Offering and receiving a bribe are separate criminal offences (corruption) regardless of whether the bribe is accepted or not. A promise to provide an advantage if it was not given due to reasons beyond the control of the promising person is sufficient to qualify as criminal attempt for the bribery. Actual delivery of the advantage is not required.

Public bribery offence can be committed both actively and passively. Active bribery is when a person directly or indirectly gives a bribe to a person authorized to perform state functions or a person equated to authorized person (in Kazakhstan or abroad). Passive bribery is, in contrary, when a person authorized to perform state functions or a person equated to authorized person (in Kazakhstan or abroad), directly or indirectly, accepts a bribe.

Private bribery is defined similarly, but only the subjects of an action are different. Active bribery directly or indirectly giving/transferring money, securities or other properties or illegal service rendering of material nature to a person who is performing managing powers in a corporate entity for using his/her office and power in favor of the interests of the person giving the bribe. Passive bribery is when a manager of the legal entity illegally accepts money, securities or other properties or services of material nature in change of using his/her office in favor of the briber's interests.

Criminal code sets the following punishments for the public bribery offences:

Giving bribe - punished by a fine in the amount of twenty-fold tol fiftyfold of the bribe, and imprisonment from 3 to 15 years, with or without confiscation of property and lifetime prohibition to hold certain positions or engage in certain activities.3

Receiving bribe - punished by a fine in the amount of sixty-fold to eighty-fold of the bribe, and imprisonment from 3 to 15 years, with or without confiscation of property and lifetime prohibition to hold certain positions or engage in certain activities.

Intermediation in bribery - fostering a bribe-taker and a briber to achieve or implement the agreement between them about receiving and giving bribes - punished by a fine in the amount of ten-fold to twenty-fold of the bribe, and imprisonment from 2 to 6 years, with or without confiscation of property and lifetime prohibition to hold certain positions or engage in certain activities.

Punishments for the private bribery4 offences:

Abuse of power - fine up to 4000 MCI (approx.43 000 USD), corrective labor at the same rate, or restriction of freedom for up to 4 years, or imprisonment for the same term, with confiscation of property or without it, with prohibition to hold certain positions or engage in certain activities for up to five years.

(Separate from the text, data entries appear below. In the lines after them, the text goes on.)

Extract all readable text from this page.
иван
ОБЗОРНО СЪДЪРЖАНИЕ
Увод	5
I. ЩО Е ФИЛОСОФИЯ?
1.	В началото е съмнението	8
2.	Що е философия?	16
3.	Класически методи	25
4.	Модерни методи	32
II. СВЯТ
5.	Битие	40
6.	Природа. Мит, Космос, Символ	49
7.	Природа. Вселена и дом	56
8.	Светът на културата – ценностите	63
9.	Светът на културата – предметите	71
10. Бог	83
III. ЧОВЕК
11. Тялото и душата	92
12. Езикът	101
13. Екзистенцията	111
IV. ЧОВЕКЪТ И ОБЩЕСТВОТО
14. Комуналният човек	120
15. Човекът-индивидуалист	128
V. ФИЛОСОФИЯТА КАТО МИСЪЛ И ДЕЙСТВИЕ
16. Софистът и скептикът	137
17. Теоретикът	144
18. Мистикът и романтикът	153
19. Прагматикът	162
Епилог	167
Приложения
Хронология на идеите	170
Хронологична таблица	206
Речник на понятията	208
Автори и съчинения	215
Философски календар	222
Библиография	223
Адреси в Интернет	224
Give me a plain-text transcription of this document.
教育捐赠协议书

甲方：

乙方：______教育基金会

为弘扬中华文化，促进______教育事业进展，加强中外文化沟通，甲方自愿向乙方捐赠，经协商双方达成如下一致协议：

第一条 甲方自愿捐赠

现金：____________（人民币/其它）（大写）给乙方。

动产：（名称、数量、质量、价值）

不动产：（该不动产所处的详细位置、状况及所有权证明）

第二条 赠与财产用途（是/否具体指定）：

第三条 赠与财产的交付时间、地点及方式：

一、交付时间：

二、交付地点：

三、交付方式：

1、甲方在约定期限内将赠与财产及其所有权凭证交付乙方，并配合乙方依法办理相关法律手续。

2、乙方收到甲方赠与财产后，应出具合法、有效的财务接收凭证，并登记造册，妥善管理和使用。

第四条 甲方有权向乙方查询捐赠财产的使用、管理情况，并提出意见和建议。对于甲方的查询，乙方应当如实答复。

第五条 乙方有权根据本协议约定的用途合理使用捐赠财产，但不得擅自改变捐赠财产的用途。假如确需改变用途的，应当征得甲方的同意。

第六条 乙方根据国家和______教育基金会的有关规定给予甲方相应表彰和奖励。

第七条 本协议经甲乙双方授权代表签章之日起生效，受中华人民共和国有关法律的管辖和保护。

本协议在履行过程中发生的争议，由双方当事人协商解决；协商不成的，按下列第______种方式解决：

Giving bribe or commercial bribery fine up to 5000 MCI (approx. 53 000 USD), corrective labor at the same rate, or restriction of freedom for up to five years, or imprisonment for the same term. If there are aggravating circumstances5 imprisonment from 7 to 15 years, also with property confiscation, prohibition to hold certain positions or engage in certain activities up to 5 years.

Taking into account the above, it is obvious that punishment for the public bribery is on a larger scale than the punishment for the private bribery. Considering that public officials represent and contribute for the proper functioning of state system and well-being of the population it understood why legislation regulates the public bribery offence more severe than those in private sector.


1 Article 366 of the Criminal Code

2 Monthly calculation indicator, 1 MCI is 1982 tenge (approx. 11 USD)

3 Depending on the nature of the offence and subject to suspension or extension under specific circumstances.

4 Not full list of private offenses provided by this article

5 Repeated criminal offence, extortion, criminal offence committed by a group of persons in conspiracy or by an organised crime group and others.

The content of this article is intended to provide a general guide to the subject matter. Specialist advice should be sought about your specific circumstances.